De cette mécanique de la motricité manipulée, Aster peine à tirer le vrai film personnel proclamé par sa scénographie. Il ne parvient toujours pas à se montrer vulnérable de quoi que ce soit, caché derrière trois heures de métrage, incluant son long entracte banlieusard qui ne parvient jamais à se montrer utile au-delà de l’exemplification complaisante ; il se satisfait des pistes psychanalytiques qui ne réussissent pas à intégrer le récit au-delà de leur fonctionnalisme délétère. Quelle issue à appliquer la théorie freudienne à la lettre, jusqu’à l’hystérie totale de ses quelques personnages féminins, si ce n’est pas pour la déconstruire ou avoir l’humanité, voire le courage, d’en proposer une fuite, une déconstruction, une révolution ? À quoi bon réifier le théâtre œdipien des subconscients asservis par la psychanalyse et les pharmaceutiques si ce n’est pas pour les faire souffrir au moins autant que ne souffre le pauvre Beau ?



Dans cette obstination à produire un martyr bon pour notre époque, le nombrilisme d’Aster finit par l’engloutir, à nous montrer que son personnage principal n’est au fond que son personnage secondaire, que Beau demeure le B qui vient après le A de Ari et que ce dernier, bien au fait de ses traumas (« Regardez comme je comprends puisque je m’autocritique et me parodie ») finit par se perdre dans sa quête de retour vers le ventre maternel duquel le premier plan du film l’a éjecté.
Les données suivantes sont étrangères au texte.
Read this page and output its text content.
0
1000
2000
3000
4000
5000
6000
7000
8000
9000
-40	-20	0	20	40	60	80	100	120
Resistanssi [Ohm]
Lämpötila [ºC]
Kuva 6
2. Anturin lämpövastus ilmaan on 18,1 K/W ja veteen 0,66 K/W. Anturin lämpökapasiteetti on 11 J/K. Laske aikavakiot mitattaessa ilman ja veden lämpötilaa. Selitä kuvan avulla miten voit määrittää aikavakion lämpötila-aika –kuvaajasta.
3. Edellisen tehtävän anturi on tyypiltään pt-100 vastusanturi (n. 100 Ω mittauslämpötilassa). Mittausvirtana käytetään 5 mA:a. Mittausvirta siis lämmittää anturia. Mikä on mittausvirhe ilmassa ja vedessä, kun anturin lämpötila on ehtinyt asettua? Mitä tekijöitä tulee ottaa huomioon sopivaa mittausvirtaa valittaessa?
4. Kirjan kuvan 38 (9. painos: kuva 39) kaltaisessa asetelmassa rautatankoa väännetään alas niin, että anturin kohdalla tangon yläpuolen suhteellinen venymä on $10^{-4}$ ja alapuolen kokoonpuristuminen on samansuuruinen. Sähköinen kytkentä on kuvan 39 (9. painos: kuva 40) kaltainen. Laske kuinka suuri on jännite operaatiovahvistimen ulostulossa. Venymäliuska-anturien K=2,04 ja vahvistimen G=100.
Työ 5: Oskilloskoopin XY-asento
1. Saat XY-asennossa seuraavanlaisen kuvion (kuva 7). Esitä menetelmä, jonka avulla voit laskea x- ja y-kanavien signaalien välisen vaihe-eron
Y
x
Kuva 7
Ainsi le trajet de Beau vers le beau est de plus en plus pénible, l’œuvre s’engluant d’acte en acte jusque dans une finale pétaradante où Aster, comme le malin génie du lumineux Fabelmans (2022) de Spielberg, proclame que le cinéma lui a sauvé la vie. Sauf qu’Aster lui-même, pourtant créateur de cinéma, ne sauverait visiblement celle de personne d’autre en faisant des films comme il les fait et qu’en cela il est difficile de voir dans Beau is Afraid autre chose qu’une immense thérapie menée par quelqu’un qui se complaît dans un désespoir fabriqué plus que vécu — une idée terrible autant pour le cinéma et le cynisme qu’il rend facile que pour celleux qui souffrent de désespoirs qui ne se régulent pas dans une mise en scène millimétrée (car elle l’est, il faut bien lui donner ça).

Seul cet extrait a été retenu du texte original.